When I first read this story, I must admit to openly weeping, not only for the light that was so sadly doused, but for the child that is now denied the birthright of her mothers love. Once I moved past the sadness, rage settled upon me, like fog rolling across a series of hills. A rage so deep that it leaves me nearly inarticulate. As I have said many times before, black women occupy the bottom of the racial and gender hierarchy in the western world. That we continue to pay for this positioning with our very lives, is evidence that this so-called post racial society is non existent. What was this young mothers crime, but existing as black and female in this world?
We claim to believe in equality, and to value people equally, but daily black women are assaulted, and murdered. Our deaths and our rapes go unrecognized by traditional media. It seems that we are only visible when we are committing a crime, and not when a crime is committed against us. We are silenced in feminist circles, and minimized in the civil rights struggle. Where is a WOC to receive validation of her worth? We must turn to each other as shelter from a world that treats our bodies akin to disposable refuse. Sit silently no longer my sisters because very few will truly speak on our behalf.
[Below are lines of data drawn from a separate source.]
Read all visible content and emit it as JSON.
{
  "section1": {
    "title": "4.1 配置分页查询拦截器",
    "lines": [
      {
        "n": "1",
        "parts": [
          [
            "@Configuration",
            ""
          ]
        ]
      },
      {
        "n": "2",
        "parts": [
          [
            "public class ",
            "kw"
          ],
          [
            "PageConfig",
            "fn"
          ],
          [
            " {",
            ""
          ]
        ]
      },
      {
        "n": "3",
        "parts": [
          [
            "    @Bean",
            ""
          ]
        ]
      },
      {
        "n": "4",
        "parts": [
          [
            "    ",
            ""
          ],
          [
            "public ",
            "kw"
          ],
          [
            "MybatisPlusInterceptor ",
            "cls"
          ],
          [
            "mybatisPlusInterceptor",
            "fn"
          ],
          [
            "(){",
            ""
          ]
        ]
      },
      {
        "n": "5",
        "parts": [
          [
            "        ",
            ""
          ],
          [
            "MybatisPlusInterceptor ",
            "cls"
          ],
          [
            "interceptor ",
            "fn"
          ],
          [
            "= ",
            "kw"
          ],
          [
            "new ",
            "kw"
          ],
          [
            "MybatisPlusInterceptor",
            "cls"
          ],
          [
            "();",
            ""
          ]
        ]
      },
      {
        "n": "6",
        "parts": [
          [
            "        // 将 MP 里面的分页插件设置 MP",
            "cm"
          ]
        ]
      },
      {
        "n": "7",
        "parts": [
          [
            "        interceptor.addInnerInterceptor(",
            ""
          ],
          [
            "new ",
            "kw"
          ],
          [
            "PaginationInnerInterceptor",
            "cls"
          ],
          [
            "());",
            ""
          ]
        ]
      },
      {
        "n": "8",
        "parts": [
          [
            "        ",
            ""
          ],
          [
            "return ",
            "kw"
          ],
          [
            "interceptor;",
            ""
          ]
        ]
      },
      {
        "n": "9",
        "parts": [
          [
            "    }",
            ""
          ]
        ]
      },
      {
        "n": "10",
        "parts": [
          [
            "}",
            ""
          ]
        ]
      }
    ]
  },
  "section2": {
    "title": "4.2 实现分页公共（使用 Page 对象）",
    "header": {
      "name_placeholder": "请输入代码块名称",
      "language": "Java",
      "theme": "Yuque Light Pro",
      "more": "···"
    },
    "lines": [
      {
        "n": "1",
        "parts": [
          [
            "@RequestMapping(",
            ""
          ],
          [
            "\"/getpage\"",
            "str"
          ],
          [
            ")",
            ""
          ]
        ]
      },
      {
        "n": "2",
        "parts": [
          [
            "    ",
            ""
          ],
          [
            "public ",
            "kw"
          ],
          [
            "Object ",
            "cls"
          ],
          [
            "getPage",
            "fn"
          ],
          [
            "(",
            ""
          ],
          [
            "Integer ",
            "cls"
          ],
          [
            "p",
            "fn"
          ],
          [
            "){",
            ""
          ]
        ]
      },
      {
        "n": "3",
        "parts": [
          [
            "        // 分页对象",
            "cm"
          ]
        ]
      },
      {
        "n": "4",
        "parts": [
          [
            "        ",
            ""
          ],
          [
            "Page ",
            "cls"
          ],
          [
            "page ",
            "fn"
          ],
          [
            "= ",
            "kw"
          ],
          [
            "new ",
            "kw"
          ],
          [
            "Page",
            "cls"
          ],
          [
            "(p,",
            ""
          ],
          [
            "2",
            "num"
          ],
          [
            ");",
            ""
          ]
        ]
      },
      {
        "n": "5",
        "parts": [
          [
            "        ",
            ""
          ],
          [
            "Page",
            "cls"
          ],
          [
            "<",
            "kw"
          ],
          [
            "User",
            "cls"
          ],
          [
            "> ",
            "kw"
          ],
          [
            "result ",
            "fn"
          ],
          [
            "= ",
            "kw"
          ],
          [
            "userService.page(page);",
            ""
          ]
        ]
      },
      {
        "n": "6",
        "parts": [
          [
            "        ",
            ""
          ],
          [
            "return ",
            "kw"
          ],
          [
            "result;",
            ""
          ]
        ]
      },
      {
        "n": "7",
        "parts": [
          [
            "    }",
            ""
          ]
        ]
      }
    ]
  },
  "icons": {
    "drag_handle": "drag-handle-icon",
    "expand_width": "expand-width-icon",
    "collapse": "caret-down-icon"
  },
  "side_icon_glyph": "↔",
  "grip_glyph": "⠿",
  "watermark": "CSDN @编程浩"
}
I often wonder behind the PC speech where is the anger at our treatment. It seems it is fashionable to pay lip service these days to the oppressed but to articulate from a position of rage is a rare phenomenon. Passion and outrage are saved for the more legitimate causes, while daily the war against WOC is raged and the bodies are buried, unnoticed, unvalued, and forgotten. How many feminists have even bothered to ask the question why WOC are not featured when they are missing, or why there is no discussion when pregnant black mothers are killed? It does not diminish you as a woman to admit that WOC hurt too. How many men will continually privilege race over gender and in the process treat us, and our concerns as though they were invisible? I cannot sit in peace and watch as my sisters are made to pay the price for being black and female in our racist, and patriarchal society. I am an angry black woman and my rage is justified.